Naturally I've talked to a lot of friends about my situation and even a few professionals and so far it all seems to be pointing to the fact that I've never had boyfriend sex. Well I've never had a boyfriend so that would explain that but this isn't about the whole emotional connection or support you feel with a partner. It's about the sexual respect that apparently you now only deserve if you are a man's girlfriend. When I started my sexual exploration about 10 years ago, it wasn't like this. I guess porn wasn't as popular and degrading back then so the men I was with would actually take the time to get to my know my body and please me but for the past 2-3 years I've encountered an alarming amount of guys who 'only go down on their girlfriends', and think that foreplay and cuddling are 'too serious' or think that the only way for them to reach orgasm is to pummel the girl's vagina. After countless nights of bad sex and belittling experiences I think my vagina has just thrown in the towel and refuses to be touched.
It's really sad that most of the men around me believe that good sex and mutual respect is only reserved for their 'wifey', which coincidentally they never seem to have. I'm a very respectable woman, I'm enjoyable to be around and I used to love getting to know a select few of the men around me on a sexual level without feeling like a blow up doll in a porn flick. Every time I want to get intimate my vagina reminds me of the times I was called a bitch in bed, chocked, had a guy just stuff their dick in my mouth, all of which would be fine if I felt it was out of sexual intensity rather than contempt. Oh let's not even talk about the times guys have refused to go down me, called me by the wrong name, or wouldn't even offer me a glass of water the next morning.
I know, you must be thinking 'where in the world is she finding theses guys?'. Well I'm sad to say these are regular guys. Guys I went to school with, ex-coworkers, and even guys I would've called friends. I wish I could say they were guys from a sleazy bar but no. So why don't I just try to get a boyfriend then? Because that's not the solution! I don't want a boyfriend right now and I should have the right to enjoy my singledom without it making me a lesser class citizen.

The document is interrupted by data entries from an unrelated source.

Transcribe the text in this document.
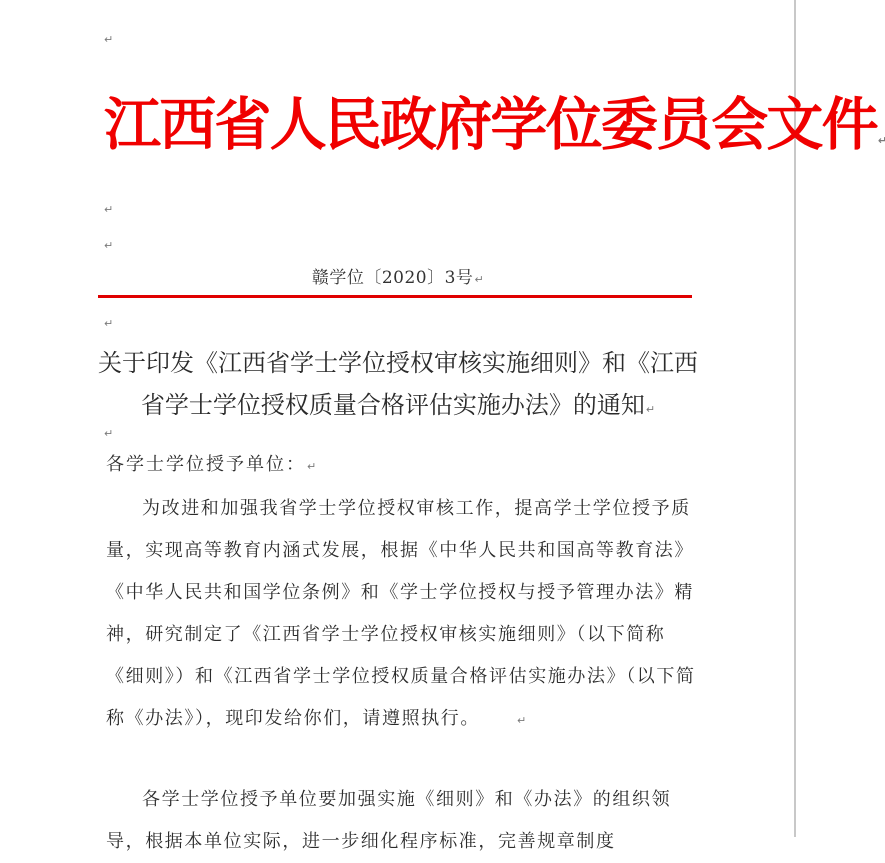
↵
江西省人民政府学位委员会文件↵
↵
↵
赣学位〔2020〕3号↵
↵
关于印发《江西省学士学位授权审核实施细则》和《江西省学士学位授权质量合格评估实施办法》的通知↵
↵
各学士学位授予单位：↵
为改进和加强我省学士学位授权审核工作，提高学士学位授予质量，实现高等教育内涵式发展，根据《中华人民共和国高等教育法》《中华人民共和国学位条例》和《学士学位授权与授予管理办法》精神，研究制定了《江西省学士学位授权审核实施细则》（以下简称《细则》）和《江西省学士学位授权质量合格评估实施办法》（以下简称《办法》），现印发给你们，请遵照执行。	↵
各学士学位授予单位要加强实施《细则》和《办法》的组织领导，根据本单位实际，进一步细化程序标准，完善规章制度
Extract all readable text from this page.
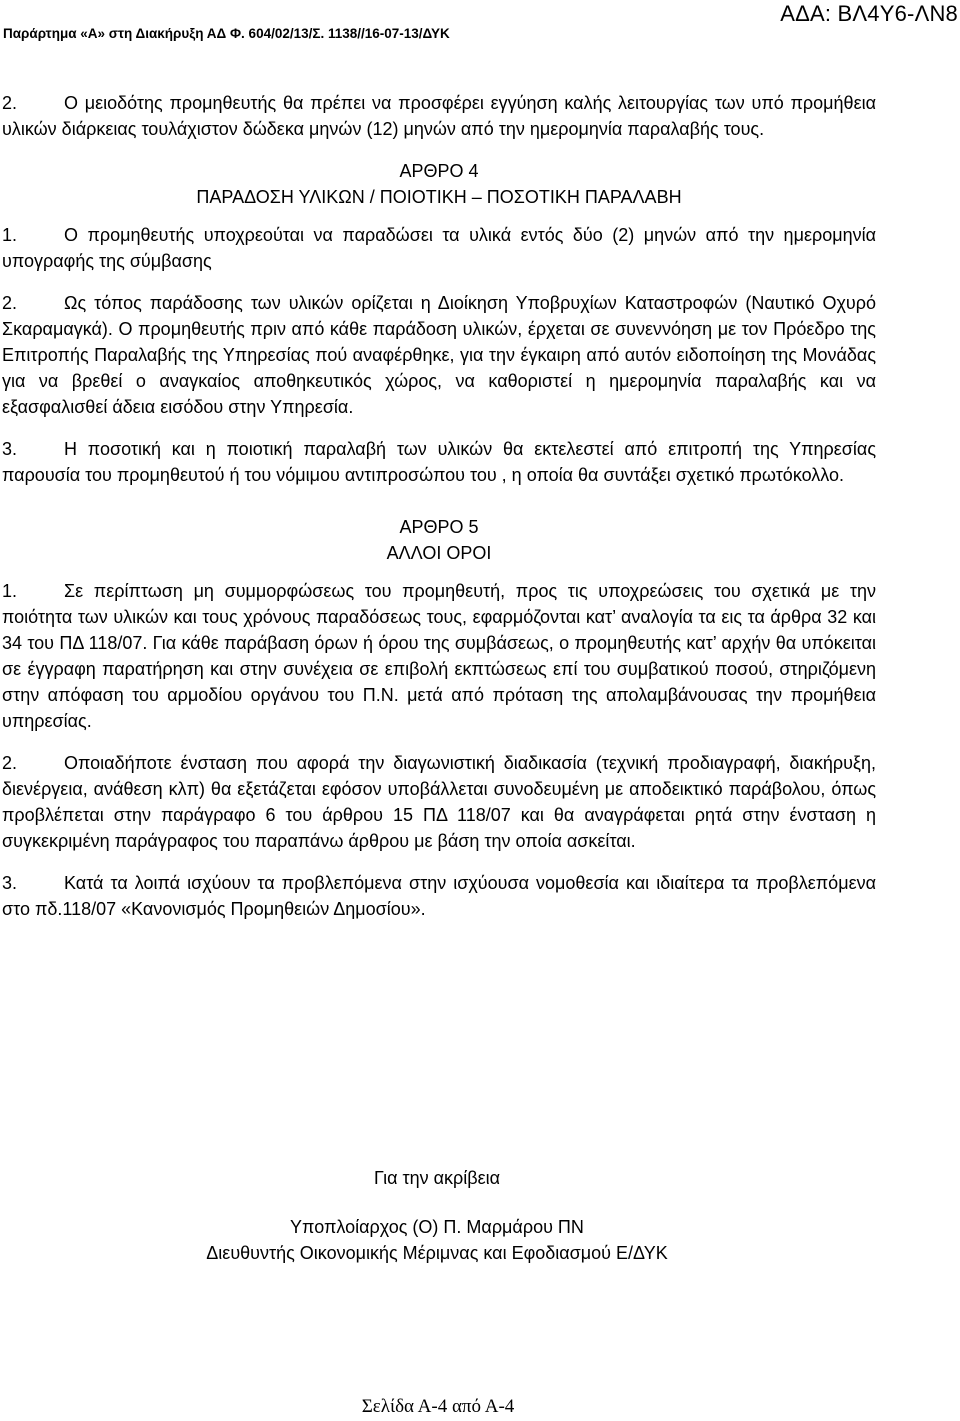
Παράρτημα «Α» στη Διακήρυξη ΑΔ Φ. 604/02/13/Σ. 1138//16-07-13/ΔΥΚ
ΑΔΑ: ΒΛ4Υ6-ΛΝ8

2.	Ο μειοδότης προμηθευτής θα πρέπει να προσφέρει εγγύηση καλής λειτουργίας των υπό προμήθεια υλικών διάρκειας τουλάχιστον δώδεκα μηνών (12) μηνών από την ημερομηνία παραλαβής τους.

ΑΡΘΡΟ 4

ΠΑΡΑΔΟΣΗ ΥΛΙΚΩΝ / ΠΟΙΟΤΙΚΗ – ΠΟΣΟΤΙΚΗ ΠΑΡΑΛΑΒΗ

1.	Ο προμηθευτής υποχρεούται να παραδώσει τα υλικά εντός δύο (2) μηνών από την ημερομηνία υπογραφής της σύμβασης

2.	Ως τόπος παράδοσης των υλικών ορίζεται η Διοίκηση Υποβρυχίων Καταστροφών (Ναυτικό Οχυρό Σκαραμαγκά). Ο προμηθευτής πριν από κάθε παράδοση υλικών, έρχεται σε συνεννόηση με τον Πρόεδρο της Επιτροπής Παραλαβής της Υπηρεσίας πού αναφέρθηκε, για την έγκαιρη από αυτόν ειδοποίηση της Μονάδας για να βρεθεί ο αναγκαίος αποθηκευτικός χώρος, να καθοριστεί η ημερομηνία παραλαβής και να εξασφαλισθεί άδεια εισόδου στην Υπηρεσία.

3.	Η ποσοτική και η ποιοτική παραλαβή των υλικών θα εκτελεστεί από επιτροπή της Υπηρεσίας παρουσία του προμηθευτού ή του νόμιμου αντιπροσώπου του , η οποία θα συντάξει σχετικό πρωτόκολλο.

ΑΡΘΡΟ 5

ΑΛΛΟΙ ΟΡΟΙ

1.	Σε περίπτωση μη συμμορφώσεως του προμηθευτή, προς τις υποχρεώσεις του σχετικά με την ποιότητα των υλικών και τους χρόνους παραδόσεως τους, εφαρμόζονται κατ’ αναλογία τα εις τα άρθρα 32 και 34 του ΠΔ 118/07. Για κάθε παράβαση όρων ή όρου της συμβάσεως, ο προμηθευτής κατ’ αρχήν θα υπόκειται σε έγγραφη παρατήρηση και στην συνέχεια σε επιβολή εκπτώσεως επί του συμβατικού ποσού, στηριζόμενη στην απόφαση του αρμοδίου οργάνου του Π.Ν. μετά από πρόταση της απολαμβάνουσας την προμήθεια υπηρεσίας.

2.	Οποιαδήποτε ένσταση που αφορά την διαγωνιστική διαδικασία (τεχνική προδιαγραφή, διακήρυξη, διενέργεια, ανάθεση κλπ) θα εξετάζεται εφόσον υποβάλλεται συνοδευμένη με αποδεικτικό παράβολου, όπως προβλέπεται στην παράγραφο 6 του άρθρου 15 ΠΔ 118/07 και θα αναγράφεται ρητά στην ένσταση η συγκεκριμένη παράγραφος του παραπάνω άρθρου με βάση την οποία ασκείται.

3.	Κατά τα λοιπά ισχύουν τα προβλεπόμενα στην ισχύουσα νομοθεσία και ιδιαίτερα τα προβλεπόμενα στο πδ.118/07 «Κανονισμός Προμηθειών Δημοσίου».

Για την ακρίβεια
Υποπλοίαρχος (Ο) Π. Μαρμάρου ΠΝ
Διευθυντής Οικονομικής Μέριμνας και Εφοδιασμού Ε/ΔΥΚ
Σελίδα Α-4 από Α-4
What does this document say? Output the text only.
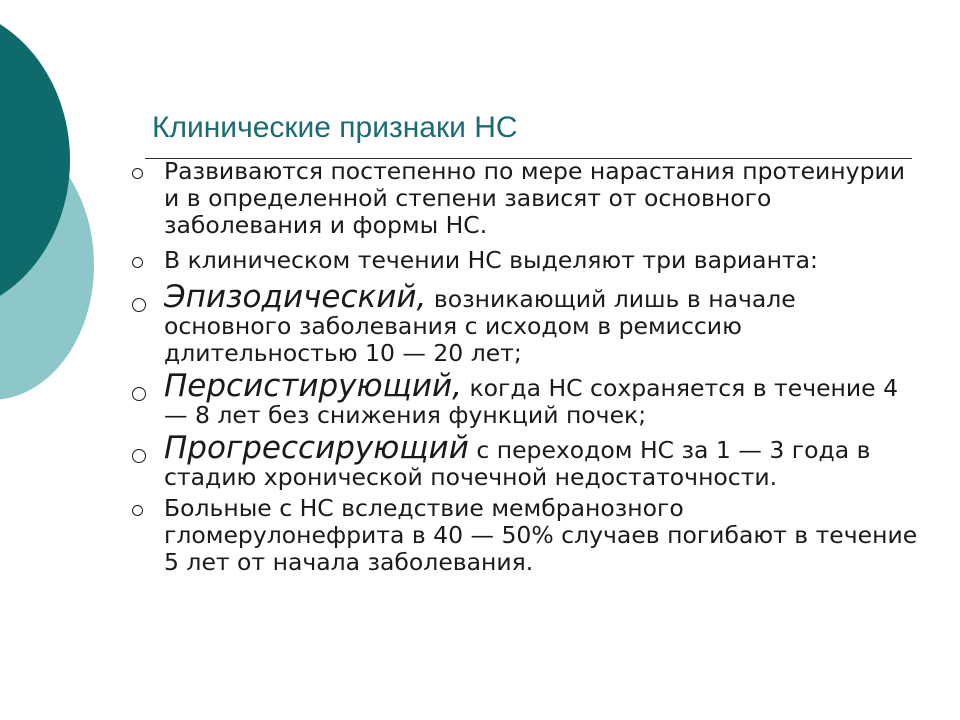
Клинические признаки НС
Развиваются постепенно по мере нарастания протеинурии и в определенной степени зависят от основного заболевания и формы НС.
В клиническом течении НС выделяют три варианта:
Эпизодический, возникающий лишь в начале основного заболевания с исходом в ремиссию длительностью 10 — 20 лет;
Персистирующий, когда НС сохраняется в течение 4 — 8 лет без снижения функций почек;
Прогрессирующий с переходом НС за 1 — 3 года в стадию хронической почечной недостаточности.
Больные с НС вследствие мембранозного гломерулонефрита в 40 — 50% случаев погибают в течение 5 лет от начала заболевания.
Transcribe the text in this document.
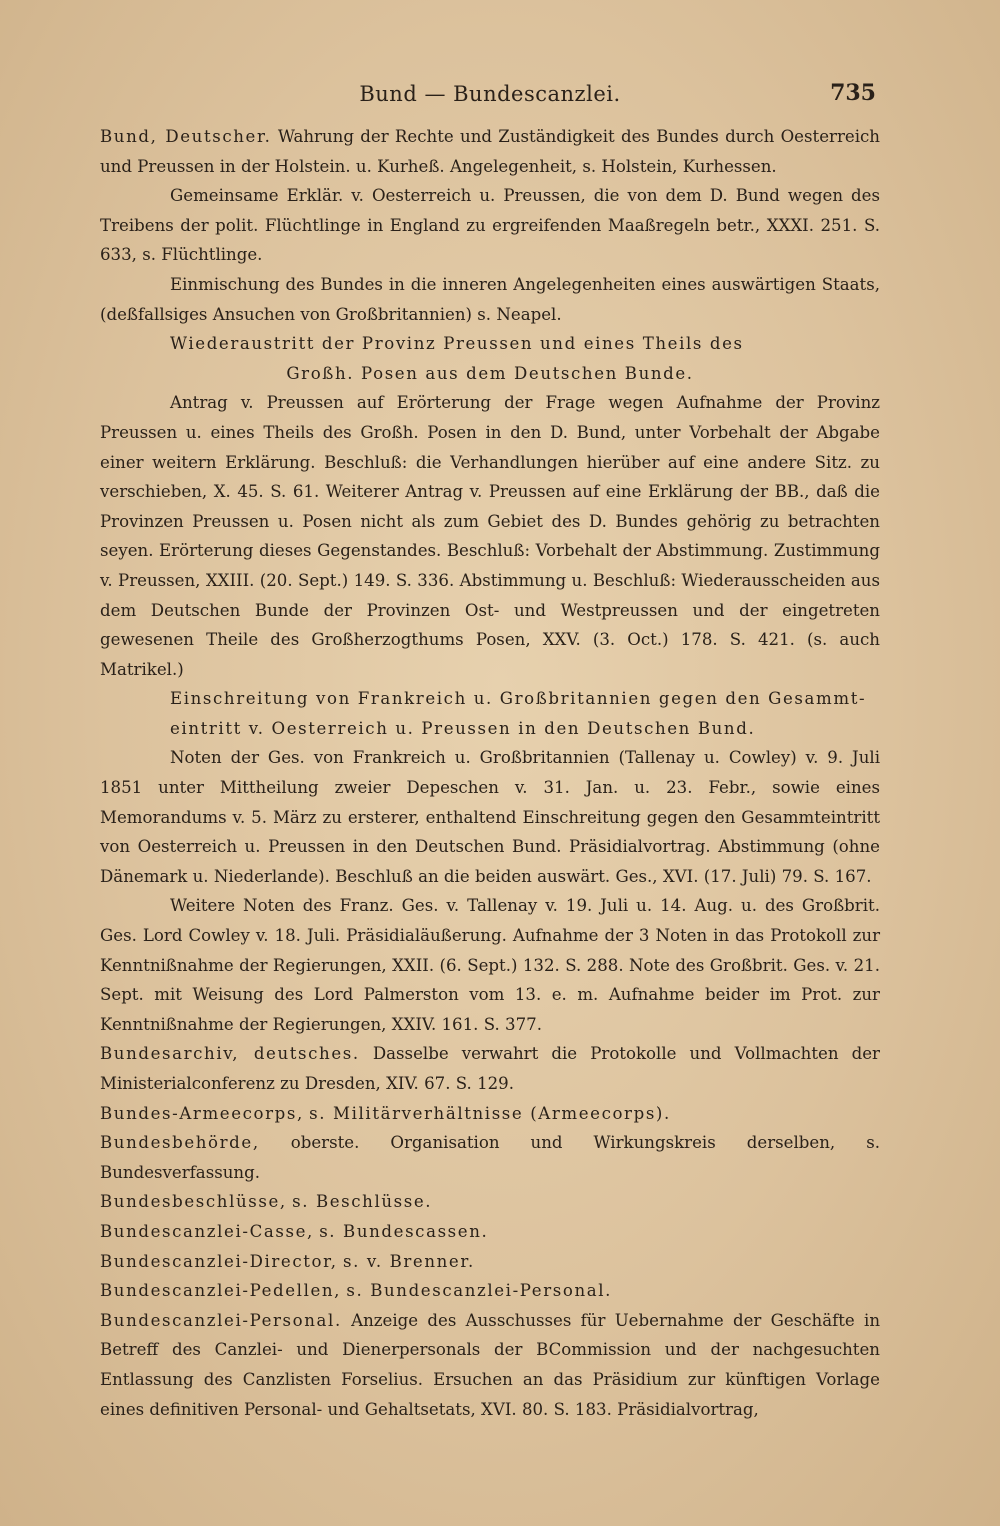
Bund — Bundescanzlei.	735
Bund, Deutscher. Wahrung der Rechte und Zuständigkeit des Bundes durch Oesterreich und Preussen in der Holstein. u. Kurheß. Angelegenheit, s. Holstein, Kurhessen.
Gemeinsame Erklär. v. Oesterreich u. Preussen, die von dem D. Bund wegen des Treibens der polit. Flüchtlinge in England zu ergreifenden Maaßregeln betr., XXXI. 251. S. 633, s. Flüchtlinge.
Einmischung des Bundes in die inneren Angelegenheiten eines auswärtigen Staats, (deßfallsiges Ansuchen von Großbritannien) s. Neapel.
Wiederaustritt der Provinz Preussen und eines Theils des
Großh. Posen aus dem Deutschen Bunde.
Antrag v. Preussen auf Erörterung der Frage wegen Aufnahme der Provinz Preussen u. eines Theils des Großh. Posen in den D. Bund, unter Vorbehalt der Abgabe einer weitern Erklärung. Beschluß: die Verhandlungen hierüber auf eine andere Sitz. zu verschieben, X. 45. S. 61. Weiterer Antrag v. Preussen auf eine Erklärung der BB., daß die Provinzen Preussen u. Posen nicht als zum Gebiet des D. Bundes gehörig zu betrachten seyen. Erörterung dieses Gegenstandes. Beschluß: Vorbehalt der Abstimmung. Zustimmung v. Preussen, XXIII. (20. Sept.) 149. S. 336. Abstimmung u. Beschluß: Wiederausscheiden aus dem Deutschen Bunde der Provinzen Ost- und Westpreussen und der eingetreten gewesenen Theile des Großherzogthums Posen, XXV. (3. Oct.) 178. S. 421. (s. auch Matrikel.)
Einschreitung von Frankreich u. Großbritannien gegen den Gesammt-
eintritt v. Oesterreich u. Preussen in den Deutschen Bund.
Noten der Ges. von Frankreich u. Großbritannien (Tallenay u. Cowley) v. 9. Juli 1851 unter Mittheilung zweier Depeschen v. 31. Jan. u. 23. Febr., sowie eines Memorandums v. 5. März zu ersterer, enthaltend Einschreitung gegen den Gesammteintritt von Oesterreich u. Preussen in den Deutschen Bund. Präsidialvortrag. Abstimmung (ohne Dänemark u. Niederlande). Beschluß an die beiden auswärt. Ges., XVI. (17. Juli) 79. S. 167.
Weitere Noten des Franz. Ges. v. Tallenay v. 19. Juli u. 14. Aug. u. des Großbrit. Ges. Lord Cowley v. 18. Juli. Präsidialäußerung. Aufnahme der 3 Noten in das Protokoll zur Kenntnißnahme der Regierungen, XXII. (6. Sept.) 132. S. 288. Note des Großbrit. Ges. v. 21. Sept. mit Weisung des Lord Palmerston vom 13. e. m. Aufnahme beider im Prot. zur Kenntnißnahme der Regierungen, XXIV. 161. S. 377.
Bundesarchiv, deutsches. Dasselbe verwahrt die Protokolle und Vollmachten der Ministerialconferenz zu Dresden, XIV. 67. S. 129.
Bundes-Armeecorps, s. Militärverhältnisse (Armeecorps).
Bundesbehörde, oberste. Organisation und Wirkungskreis derselben, s. Bundesverfassung.
Bundesbeschlüsse, s. Beschlüsse.
Bundescanzlei-Casse, s. Bundescassen.
Bundescanzlei-Director, s. v. Brenner.
Bundescanzlei-Pedellen, s. Bundescanzlei-Personal.
Bundescanzlei-Personal. Anzeige des Ausschusses für Uebernahme der Geschäfte in Betreff des Canzlei- und Dienerpersonals der BCommission und der nachgesuchten Entlassung des Canzlisten Forselius. Ersuchen an das Präsidium zur künftigen Vorlage eines definitiven Personal- und Gehaltsetats, XVI. 80. S. 183. Präsidialvortrag,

I don't how much longer my vagina is gonna be on strike but I fully understand her. Why should she open herself to such disdain. So yup right now I am afraid to have sex, I'm afraid it'll be awful like it's been, I'm afraid that even if it isn't awful my body will rejet it, and most importantly I'm afraid that the way men and women have sex in the next few years is just gonna keep on getting more sexist and degrading.
In the meantime I'm going to try to reacquaint myself with my vagina and build up her confidence again cause as I mentioned before even masterbating has been tough recently and maybe I can share those experiences with you guys since my vagina is currently not accepting applicants.